This section of the code loads patient admission and demographic data, merges it with heart rate data, and calculates the age of patients at the time of admission. The merged data is then filtered to include only relevant columns and heart rate values above a certain threshold that are physiologically possible.

In [None]:
# Load admissions data from CSV file
admissions_df = pd.read_csv('/Users/felipeakiomatsuoka/Desktop/PIBIC/csvs/ADMISSIONS.csv')

# Load patients data from CSV file
patients_df = pd.read_csv('/Users/felipeakiomatsuoka/Desktop/PIBIC/csvs/PATIENTS.csv')

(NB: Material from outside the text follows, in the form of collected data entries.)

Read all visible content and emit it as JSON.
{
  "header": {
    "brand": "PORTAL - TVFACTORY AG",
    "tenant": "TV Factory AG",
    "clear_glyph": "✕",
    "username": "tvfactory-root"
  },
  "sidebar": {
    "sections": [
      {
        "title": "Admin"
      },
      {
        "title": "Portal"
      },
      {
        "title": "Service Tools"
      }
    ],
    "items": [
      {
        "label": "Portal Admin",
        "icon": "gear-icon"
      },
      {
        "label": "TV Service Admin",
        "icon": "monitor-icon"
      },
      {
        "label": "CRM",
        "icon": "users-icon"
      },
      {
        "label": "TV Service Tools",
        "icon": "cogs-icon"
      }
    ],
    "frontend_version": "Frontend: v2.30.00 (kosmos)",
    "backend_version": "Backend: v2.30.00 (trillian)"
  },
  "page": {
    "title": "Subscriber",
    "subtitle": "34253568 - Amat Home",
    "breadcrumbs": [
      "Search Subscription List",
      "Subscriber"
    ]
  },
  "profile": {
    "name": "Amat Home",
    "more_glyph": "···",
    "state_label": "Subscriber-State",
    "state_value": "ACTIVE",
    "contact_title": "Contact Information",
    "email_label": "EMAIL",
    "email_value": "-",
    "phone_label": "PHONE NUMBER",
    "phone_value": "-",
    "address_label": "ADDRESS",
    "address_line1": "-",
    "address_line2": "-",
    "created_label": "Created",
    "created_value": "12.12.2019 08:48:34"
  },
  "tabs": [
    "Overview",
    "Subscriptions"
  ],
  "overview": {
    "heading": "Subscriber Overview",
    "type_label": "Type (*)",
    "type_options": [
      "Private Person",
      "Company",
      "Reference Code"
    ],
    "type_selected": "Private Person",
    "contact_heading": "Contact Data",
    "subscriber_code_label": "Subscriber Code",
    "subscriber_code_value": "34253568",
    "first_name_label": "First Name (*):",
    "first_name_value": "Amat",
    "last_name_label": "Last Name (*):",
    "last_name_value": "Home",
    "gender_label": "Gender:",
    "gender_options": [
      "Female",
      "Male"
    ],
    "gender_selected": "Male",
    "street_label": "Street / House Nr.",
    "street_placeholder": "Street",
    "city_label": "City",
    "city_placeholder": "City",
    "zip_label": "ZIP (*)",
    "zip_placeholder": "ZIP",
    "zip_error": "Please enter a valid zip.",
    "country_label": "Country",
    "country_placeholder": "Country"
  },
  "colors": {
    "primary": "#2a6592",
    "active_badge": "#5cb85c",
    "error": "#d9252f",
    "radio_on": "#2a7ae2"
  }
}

# Merge admissions and patients data on 'SUBJECT_ID'
merged_df = pd.merge(admissions_df, patients_df, on='SUBJECT_ID')

# Convert 'ADMITTIME' and 'DOB' columns to datetime format
merged_df['ADMITTIME'] = pd.to_datetime(merged_df['ADMITTIME'])
merged_df['DOB'] = pd.to_datetime(merged_df['DOB'])

# Function to calculate age in years at the time of admission
def calculate_age(admit_time, dob):
    admit_time_py = admit_time.to_pydatetime()
    dob_py = dob.to_pydatetime()
    age = (admit_time_py - dob_py).days / 365.25
    return 89 if age > 89 else age  # Cap age at 89

# Apply the age calculation function to each row
merged_df['AGE'] = merged_df.apply(lambda row: calculate_age(row['ADMITTIME'], row['DOB']), axis=1)
merged_df['AGE'] = merged_df['AGE'].astype(int)  # Convert age to integer

# Merge heart rate data with the merged patient data on 'SUBJECT_ID'
heart_rate = pd.merge(heart_rate, merged_df, on='SUBJECT_ID')

# Select relevant columns for analysis
heart_rate = heart_rate[['SUBJECT_ID', 'ICUSTAY_ID', 'AGE', 'GENDER', 'ETHNICITY', 'CHARTTIME', 'HEART_RATE', 'LABEL']]

# Filter out heart rate values less than or equal to 30
heart_rate = heart_rate.loc[heart_rate['HEART_RATE'] > 30]

### Group and Analyze Heart Rate Data by ICU Stay

This section of the code groups heart rate data by ICU stay, calculates various statistics, and merges these statistics with the original data. The final dataset is saved to a CSV file for further analysis.

In [None]:
# Group heart rate data by 'ICUSTAY_ID' and calculate statistics
grouped = heart_rate.groupby('ICUSTAY_ID')['HEART_RATE']
grouped_stats = grouped.agg(['mean', 'median', 'std', 'var', 'min', 'max']).reset_index()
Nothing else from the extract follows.